L’Afrique ne peut pas cracher sur l’aide des pays occidentaux, mais a plus besoin de rapports commerciaux équilibrés
Mais il reste encore au pays à s’imposer véritablement sur le plan international. Car, malgré les manifestations internationales comme le FESPACO ou le SIAO, le Burkina Faso reste encore et surtout connu à l’extérieur par le pic de la révolution de Thomas Sankara qui a su réhabiliter l’image du pays et restaurer la dignité du peuple d’une part, et d’autre part par l’insurrection populaire d’octobre 2014 où il a prouvé à la face du monde, sa capacité à décider de sa destinée. Mais tout cela reste largement insuffisant et dans l’ensemble, les Burkinabè ne peuvent pas se réjouir de leur état de développement actuel. Car, ils restent un pays en voie de développement, pour ne pas dire un pays sous développé. Et c’est là que réside le véritable défi à relever. Peut-être faudrait-il, pour cela, changer de paradigme dans nos rapports avec l’extérieur, surtout en ce qui concerne l’utilisation de l’aide au développement, pour que celle-ci puisse véritablement profiter aux populations à la base.
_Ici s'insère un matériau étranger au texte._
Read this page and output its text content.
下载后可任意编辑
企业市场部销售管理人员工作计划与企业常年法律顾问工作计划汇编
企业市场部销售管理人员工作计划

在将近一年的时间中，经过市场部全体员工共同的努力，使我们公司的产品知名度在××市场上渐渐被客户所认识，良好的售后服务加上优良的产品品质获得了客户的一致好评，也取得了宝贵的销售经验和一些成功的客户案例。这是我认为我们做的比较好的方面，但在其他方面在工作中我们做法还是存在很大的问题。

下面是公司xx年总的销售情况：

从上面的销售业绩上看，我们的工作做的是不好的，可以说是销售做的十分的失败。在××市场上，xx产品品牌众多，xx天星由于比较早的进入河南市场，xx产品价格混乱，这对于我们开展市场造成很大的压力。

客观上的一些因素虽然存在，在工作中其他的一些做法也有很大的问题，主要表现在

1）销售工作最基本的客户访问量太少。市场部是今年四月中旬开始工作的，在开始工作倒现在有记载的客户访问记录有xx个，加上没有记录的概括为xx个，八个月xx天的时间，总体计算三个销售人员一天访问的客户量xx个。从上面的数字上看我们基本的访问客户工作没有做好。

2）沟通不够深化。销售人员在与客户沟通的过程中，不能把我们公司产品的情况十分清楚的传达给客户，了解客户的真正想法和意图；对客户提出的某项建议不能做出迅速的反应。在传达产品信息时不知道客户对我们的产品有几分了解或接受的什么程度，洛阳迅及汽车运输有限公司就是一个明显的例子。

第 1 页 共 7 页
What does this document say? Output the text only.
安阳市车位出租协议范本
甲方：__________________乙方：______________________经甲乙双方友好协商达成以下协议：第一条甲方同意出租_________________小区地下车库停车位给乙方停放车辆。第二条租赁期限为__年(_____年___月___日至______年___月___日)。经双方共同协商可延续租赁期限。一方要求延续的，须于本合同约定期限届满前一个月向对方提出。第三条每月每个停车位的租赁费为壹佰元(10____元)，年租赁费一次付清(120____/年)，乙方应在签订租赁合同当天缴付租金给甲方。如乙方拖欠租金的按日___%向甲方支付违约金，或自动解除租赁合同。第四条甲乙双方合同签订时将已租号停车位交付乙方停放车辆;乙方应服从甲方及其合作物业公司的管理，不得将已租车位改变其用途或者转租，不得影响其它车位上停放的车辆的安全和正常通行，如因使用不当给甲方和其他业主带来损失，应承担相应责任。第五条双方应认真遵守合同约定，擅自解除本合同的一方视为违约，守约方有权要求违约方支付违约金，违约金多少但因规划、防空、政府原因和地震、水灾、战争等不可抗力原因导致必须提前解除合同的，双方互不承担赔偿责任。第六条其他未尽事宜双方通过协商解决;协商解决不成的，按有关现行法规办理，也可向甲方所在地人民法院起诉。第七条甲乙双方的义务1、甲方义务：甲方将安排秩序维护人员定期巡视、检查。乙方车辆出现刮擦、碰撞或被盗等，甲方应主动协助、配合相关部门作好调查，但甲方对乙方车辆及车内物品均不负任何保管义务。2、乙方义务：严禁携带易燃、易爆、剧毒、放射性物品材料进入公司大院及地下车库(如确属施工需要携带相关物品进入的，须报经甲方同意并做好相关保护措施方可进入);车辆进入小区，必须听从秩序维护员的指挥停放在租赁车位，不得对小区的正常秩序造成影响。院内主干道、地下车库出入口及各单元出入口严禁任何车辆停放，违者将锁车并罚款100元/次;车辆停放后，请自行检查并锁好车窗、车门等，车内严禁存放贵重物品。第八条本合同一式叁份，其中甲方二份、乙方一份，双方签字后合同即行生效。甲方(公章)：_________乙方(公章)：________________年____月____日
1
A ce propos, l’on ne peut qu’être d’accord avec le président ghanéen, Nana Akuffo Addo, qui a fait comprendre en substance au président français, Emmanuel Macron, alors en visite dans son pays, que l’Afrique ne peut pas cracher sur l’aide des pays occidentaux, mais a plus besoin de rapports commerciaux équilibrés pour pouvoir tirer véritablement profit de l’exploitation de ses immenses richesses naturelles à l’effet de lancer son propre développement. Le Burkina Faso gagnerait à s’inscrire dans ce même état d’esprit. En tout état de cause, plus de 50 ans après les indépendances, il est temps pour les pays africains dont le Burkina Faso, de prendre véritablement leur destin en main pour assurer leur développement endogène. Pour cela, ils devraient pouvoir jouer sur certains leviers comme le développement du secteur tertiaire à travers l’industrialisation, et la transformation de leurs matières premières pour prendre leur envol. Autrement, tant qu’ils continueront à compter sur l’extérieur, ils ne connaîtront jamais le progrès véritable car, ce n’est ni plus ni moins qu’une façon de dormir sur la natte d’autrui, avec tous les risques et les conséquences que cela comporte.
« Le Pays »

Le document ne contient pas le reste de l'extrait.